There was an interesting article in The Guardian today about a new blood test that can detect whether someone is sleep deprived. The idea is to use it to prosecute drivers involved in accidents who have had less than 5 hours sleep. According to the article driving after less than 5 hours sleep is as dangerous as driving after drinking alcohol. Experts are divided on the ethics of this.

This was particularly interesting for me for two reasons. Firstly, because this time last week I was on a flight from Manchester to LHR, en route to Texas where I took part in a couple of panel discussions about colour psychology having gone to sleep at 11:30pm the night before and left the house at 3:30am after fitful sleep for less than four hours. During the 1.5 hour drive from Leeds to Manchester in the early hours I had felt completely awake; however, I wonder whether I would be able to make this journey in a few years if the legislation is introduced.

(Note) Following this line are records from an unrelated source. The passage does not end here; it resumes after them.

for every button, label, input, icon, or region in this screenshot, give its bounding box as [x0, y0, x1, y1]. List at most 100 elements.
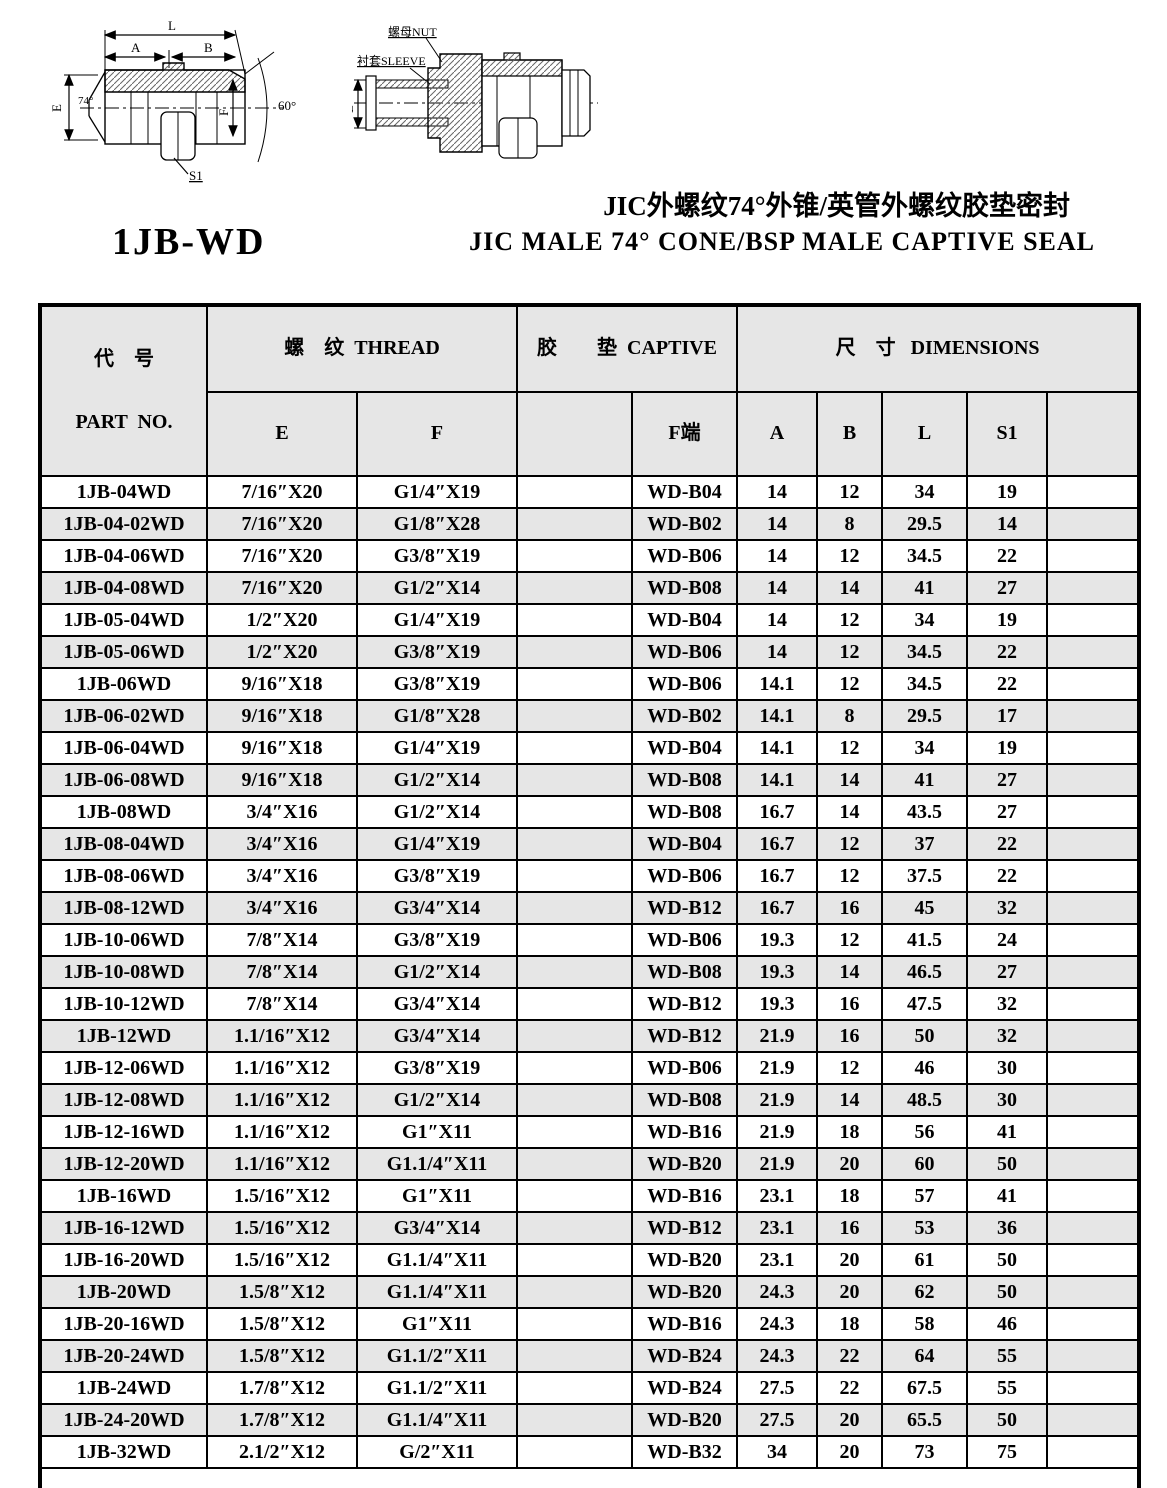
- table-cell: WD-B02: [631, 507, 739, 541]
- table-cell: 3/4″X16: [206, 891, 358, 925]
- table-cell: 22: [966, 859, 1049, 893]
- table-cell: 1JB-08-04WD: [39, 827, 208, 861]
- table-row: 1JB-10-06WD 7/8″X14 G3/8″X19 WD-B06 19.3 12 41…: [39, 923, 1141, 957]
- table-cell: 12: [816, 923, 884, 957]
- table-cell: 1JB-24WD: [39, 1371, 208, 1405]
- table-cell: 34: [881, 731, 969, 765]
- table-cell: 1JB-12WD: [39, 1019, 208, 1053]
- table-cell: 16.7: [736, 795, 819, 829]
- table-cell: 1/2″X20: [206, 635, 358, 669]
- assembly-drawing: 螺母NUT 衬套SLEEVE D: [352, 18, 602, 183]
- table-cell: 16: [816, 987, 884, 1021]
- table-cell: 19: [966, 603, 1049, 637]
- table-cell: 1JB-06WD: [39, 667, 208, 701]
- table-cell: [1046, 1115, 1141, 1149]
- table-cell: 14.1: [736, 763, 819, 797]
- table-cell: 30: [966, 1051, 1049, 1085]
- table-cell: WD-B06: [631, 923, 739, 957]
- table-cell: [1046, 699, 1141, 733]
- table-cell: 41: [881, 763, 969, 797]
- table-row: 1JB-04-06WD 7/16″X20 G3/8″X19 WD-B06 14 12 34.…: [39, 539, 1141, 573]
- table-cell: 22: [966, 667, 1049, 701]
- table-cell: [1046, 667, 1141, 701]
- table-row: 1JB-10-08WD 7/8″X14 G1/2″X14 WD-B08 19.3 14 46…: [39, 955, 1141, 989]
- table-cell: 14: [736, 507, 819, 541]
- table-cell: 37: [881, 827, 969, 861]
- table-cell: 75: [966, 1435, 1049, 1469]
- table-cell: 27: [966, 955, 1049, 989]
- table-row: 1JB-06-02WD 9/16″X18 G1/8″X28 WD-B02 14.1 8 29…: [39, 699, 1141, 733]
- table-cell: [516, 763, 634, 797]
- table-cell: 21.9: [736, 1051, 819, 1085]
- table-cell: 14: [736, 603, 819, 637]
- table-cell: 14: [736, 635, 819, 669]
- table-cell: G/2″X11: [355, 1435, 519, 1469]
- table-cell: 62: [881, 1275, 969, 1309]
- table-row: 1JB-12-08WD 1.1/16″X12 G1/2″X14 WD-B08 21.9 1…: [39, 1083, 1141, 1117]
- table-cell: [1046, 827, 1141, 861]
- table-cell: [1046, 539, 1141, 573]
- table-cell: [516, 1147, 634, 1181]
- table-cell: [1046, 1083, 1141, 1117]
- table-cell: 1.5/16″X12: [206, 1179, 358, 1213]
- table-cell: [516, 1083, 634, 1117]
- table-cell: 45: [881, 891, 969, 925]
- table-cell: WD-B08: [631, 795, 739, 829]
- table-cell: 41: [881, 571, 969, 605]
- table-cell: 50: [966, 1243, 1049, 1277]
- table-row: 1JB-20-24WD 1.5/8″X12 G1.1/2″X11 WD-B24 24.3…: [39, 1339, 1141, 1373]
- table-cell: 32: [966, 891, 1049, 925]
- table-cell: 16: [816, 1019, 884, 1053]
- table-cell: 7/16″X20: [206, 475, 358, 509]
- table-cell: 2.1/2″X12: [206, 1435, 358, 1469]
- table-cell: 1JB-24-20WD: [39, 1403, 208, 1437]
- table-cell: 1JB-05-04WD: [39, 603, 208, 637]
- table-cell: WD-B02: [631, 699, 739, 733]
- table-cell: 34: [736, 1435, 819, 1469]
- table-cell: 12: [816, 827, 884, 861]
- table-cell: 9/16″X18: [206, 731, 358, 765]
- table-cell: G3/8″X19: [355, 923, 519, 957]
- table-cell: 47.5: [881, 987, 969, 1021]
- table-cell: 14: [966, 507, 1049, 541]
- table-cell: WD-B20: [631, 1243, 739, 1277]
- table-cell: 1.7/8″X12: [206, 1403, 358, 1437]
- table-cell: [1046, 987, 1141, 1021]
- table-cell: WD-B06: [631, 667, 739, 701]
- table-cell: 64: [881, 1339, 969, 1373]
- table-row: 1JB-04-08WD 7/16″X20 G1/2″X14 WD-B08 14 14 41 2…: [39, 571, 1141, 605]
- table-cell: 1JB-04-08WD: [39, 571, 208, 605]
- table-cell: 19: [966, 731, 1049, 765]
- table-cell: 20: [816, 1435, 884, 1469]
- jic-adapter-drawing: L A B 74° E: [36, 12, 346, 202]
- table-cell: [516, 667, 634, 701]
- table-cell: 1JB-16-12WD: [39, 1211, 208, 1245]
- table-cell: 20: [816, 1243, 884, 1277]
- table-cell: 23.1: [736, 1179, 819, 1213]
- table-cell: 14: [816, 795, 884, 829]
- table-cell: 57: [881, 1179, 969, 1213]
- table-cell: 12: [816, 635, 884, 669]
- table-cell: 46: [966, 1307, 1049, 1341]
- table-cell: G1.1/4″X11: [355, 1243, 519, 1277]
- table-cell: 14: [736, 571, 819, 605]
- table-cell: 61: [881, 1243, 969, 1277]
- table-cell: [516, 1019, 634, 1053]
- table-cell: [516, 603, 634, 637]
- model-number: 1JB-WD: [112, 221, 266, 263]
- table-cell: 50: [966, 1403, 1049, 1437]
- table-cell: [516, 1211, 634, 1245]
- table-cell: [516, 1371, 634, 1405]
- table-cell: G1.1/4″X11: [355, 1147, 519, 1181]
- table-cell: G1/4″X19: [355, 731, 519, 765]
- table-row: 1JB-10-12WD 7/8″X14 G3/4″X14 WD-B12 19.3 16 47…: [39, 987, 1141, 1021]
- dim-label-a: A: [131, 40, 141, 55]
- col-header-b: B: [816, 390, 884, 478]
- table-cell: G1″X11: [355, 1179, 519, 1213]
- table-cell: 9/16″X18: [206, 699, 358, 733]
- table-cell: 9/16″X18: [206, 667, 358, 701]
- table-cell: G1/2″X14: [355, 955, 519, 989]
- table-cell: [516, 475, 634, 509]
- table-cell: G1.1/4″X11: [355, 1403, 519, 1437]
- table-cell: 1.1/16″X12: [206, 1051, 358, 1085]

But secondly, because my own research is concerned with the effect of light sleep and the devastating effects that lack of sleep can have on our health and wellbeing. A discussion about this topic actually came up during the Texas trip. I would encourage everyone to listen to Matt Walker’s superb TED talkSleep is your super power. We now know that light plays a crucial role in maintaining a healthy sleep schedule. Healthy sleep is entrained by exposure to bright light in the few hours after waking and to lack of exposure to light in the hours before going to bed. There is debate about the relatively importance of the light being blue. The light-sensitive cells in the retina that are implicated in sending signals to the hypothalamus in the brain (from where the release of hormones is controlled) are maximally sensitive to light at about 480nm but there is some evidence that longer wavelengths of light could also influence alertness (in other words, the cones may also be involved). Here is one of my own papers on this topic:

Lin J & Westland, 2020. Effect of long-wavelength light on electroencephalogram and subjective alertness, Lighting Research and Technology, 52 (6), 763-774.

There is already growing research into the use of light and light-related products to help us to sleep better. As public awareness of this issue grows it is inevitable that interest in to this topic will increase. Perhaps such products could be used to mitigate the effects of poor sleep in situations such as the one I was in last week.